6.5.3 Radiation/Chemotherapy
Although locally advanced rectal cancer requiring multimodality therapy is uncommon in patients with UC, the functional outcome of patients with UC-associated CRC who received adjuvant chemotherapy was shown to be very good if the appropriate surgical technique and chemotherapy protocol were selected [86].
Preoperative chemoradiotherapy (CRT) and total mesorectal excision with or without intersphincteric excision are the current treatment choices for patients with lower rectal cancer. This approach was shown to optimize oncologic outcome and to maintain anorectal function [132]. By contrast, pelvic radiation administered prior to IPAA is associated with poor pouch outcomes for UC patients [86, 133, 134]. In fact, external beam radiation to treat cancer is problematic in UC patients, especially because the small bowel has a lower tolerance than the large bowel [135]. Thus, whether adjuvant CRT increases postoperative complications remains controversial [133, 136].

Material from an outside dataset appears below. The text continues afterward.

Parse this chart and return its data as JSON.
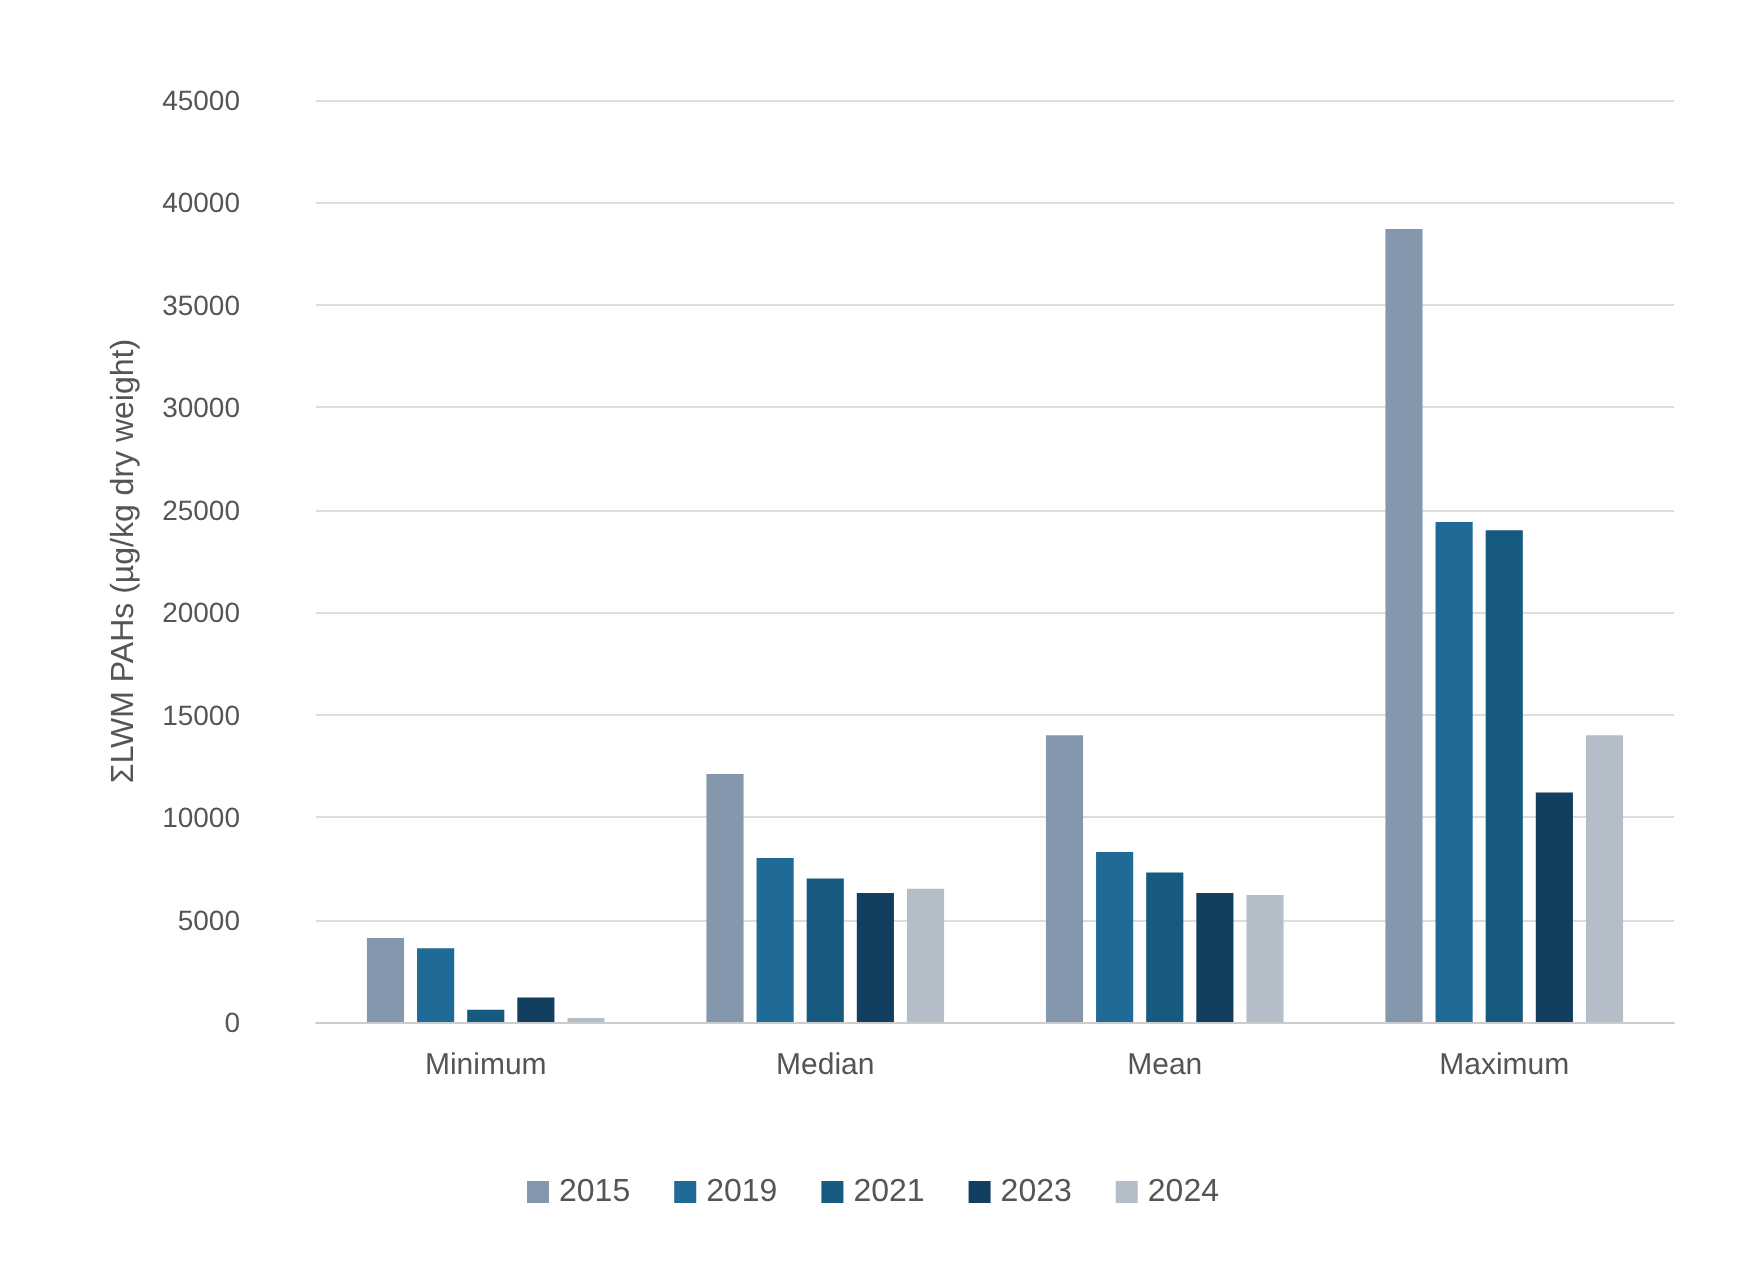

In patients with cancer located in the ATZ and close to the internal sphincter, restorative PC and partial intersphincteric resection may be indicated [136], whereas preoperative CRT has a negative impact on sphincter function [136–138]. A recent report identified preoperative CRT as a risk factor for impaired anal function after intersphincteric resection [139]. CRT followed by IPAA and partial intersphincteric resection may be even more destructive in terms of postoperative anal function, with several studies showing better outcomes than colonic J pouch reconstruction for lower rectal cancer [140–142]. Previous reports demonstrated a high tolerance of preoperative CRT and pouch surgery with minimum intersphincteric resection [142, 143]. Overall, because prognosis seems to be related to cancer stage, the oncologic benefits and pouch functional outcomes should be carefully balanced before pelvic radiation prior to IPAA is considered [134].